O'Leary foi direto ao associar os preços elevados à condução do conflito:
"Enquanto a guerra no Oriente Médio continuar e Trump continuar a lidar com isso tão mal, os preços do combustível permanecerão necessariamente mais altos."
Segundo o executivo, 10% a 20% do abastecimento da Ryanair está em risco. Ele destacou que o Reino Unido é o país mais exposto a cancelamentos, por depender em parte de fornecimento do Kuwait, diretamente impactado pelo bloqueio de Ormuz.
A França, por ora, afirma não enfrentar dificuldades imediatas de abastecimento, mas o governo admitiu que poderá liberar parte de seus estoques estratégicos se surgirem problemas de volume. A declaração foi feita pela porta‑voz do governo francês, Maud Bregeon, em 19 de abril.
Mesmo assim, a incerteza cresce, principalmente em relação ao mês de junho.
Dependência europeia do Golfo e o bloqueio do estreito de Ormuz
O problema estrutural é conhecido: a Europa importa normalmente cerca de metade do seu querosene dos países do Golfo. Desde o início da guerra entre os Estados Unidos e o Irã, no fim de fevereiro, essa dependência se tornou um ponto crítico.

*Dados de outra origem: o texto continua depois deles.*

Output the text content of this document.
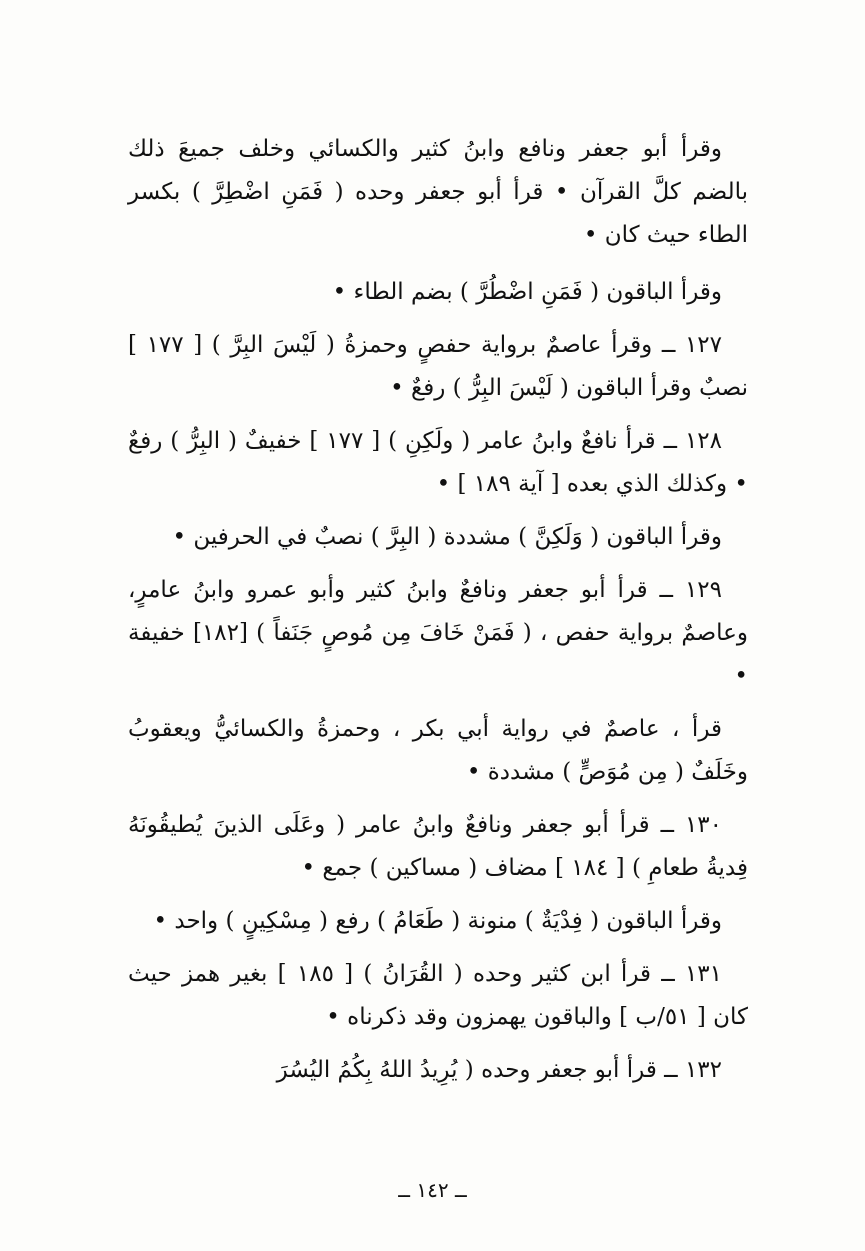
وقرأ أبو جعفر ونافع وابنُ كثير والكسائي وخلف جميعَ ذلك بالضم كلَّ القرآن • قرأ أبو جعفر وحده ( فَمَنِ اضْطِرَّ ) بكسر الطاء حيث كان •

وقرأ الباقون ( فَمَنِ اضْطُرَّ ) بضم الطاء •

١٢٧ ــ وقرأ عاصمٌ برواية حفصٍ وحمزةُ ( لَيْسَ البِرَّ ) [ ١٧٧ ] نصبٌ وقرأ الباقون ( لَيْسَ البِرُّ ) رفعٌ •

١٢٨ ــ قرأ نافعٌ وابنُ عامر ( ولَكِنِ ) [ ١٧٧ ] خفيفٌ ( البِرُّ ) رفعٌ • وكذلك الذي بعده [ آية ١٨٩ ] •

وقرأ الباقون ( وَلَكِنَّ ) مشددة ( البِرَّ ) نصبٌ في الحرفين •

١٢٩ ــ قرأ أبو جعفر ونافعٌ وابنُ كثير وأبو عمرو وابنُ عامرٍ، وعاصمٌ برواية حفص ، ( فَمَنْ خَافَ مِن مُوصٍ جَنَفاً ) [١٨٢] خفيفة •

قرأ ، عاصمٌ في رواية أبي بكر ، وحمزةُ والكسائيُّ ويعقوبُ وخَلَفٌ ( مِن مُوَصٍّ ) مشددة •

١٣٠ ــ قرأ أبو جعفر ونافعٌ وابنُ عامر ( وعَلَى الذينَ يُطيقُونَهُ فِديةُ طعامِ ) [ ١٨٤ ] مضاف ( مساكين ) جمع •

وقرأ الباقون ( فِدْيَةٌ ) منونة ( طَعَامُ ) رفع ( مِسْكِينٍ ) واحد •

١٣١ ــ قرأ ابن كثير وحده ( القُرَانُ ) [ ١٨٥ ] بغير همز حيث كان [ ٥١/ب ] والباقون يهمزون وقد ذكرناه •

١٣٢ ــ قرأ أبو جعفر وحده ( يُرِيدُ اللهُ بِكُمُ اليُسُرَ

ــ ١٤٢ ــ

O estreito de Ormuz, por onde passa aproximadamente 20% de toda a produção mundial de hidrocarbonetos, está bloqueado por Teerã, interrompendo fluxos logísticos essenciais para o abastecimento energético global — e, por consequência, para a aviação civil.
Em Bruxelas, o comissário europeu Dan Jorgensen reconheceu que a União Europeia está se aproximando "muito rapidamente" de uma potencial crise de abastecimento, com o risco concreto de um verão marcado por passagens mais caras e cancelamentos de voos.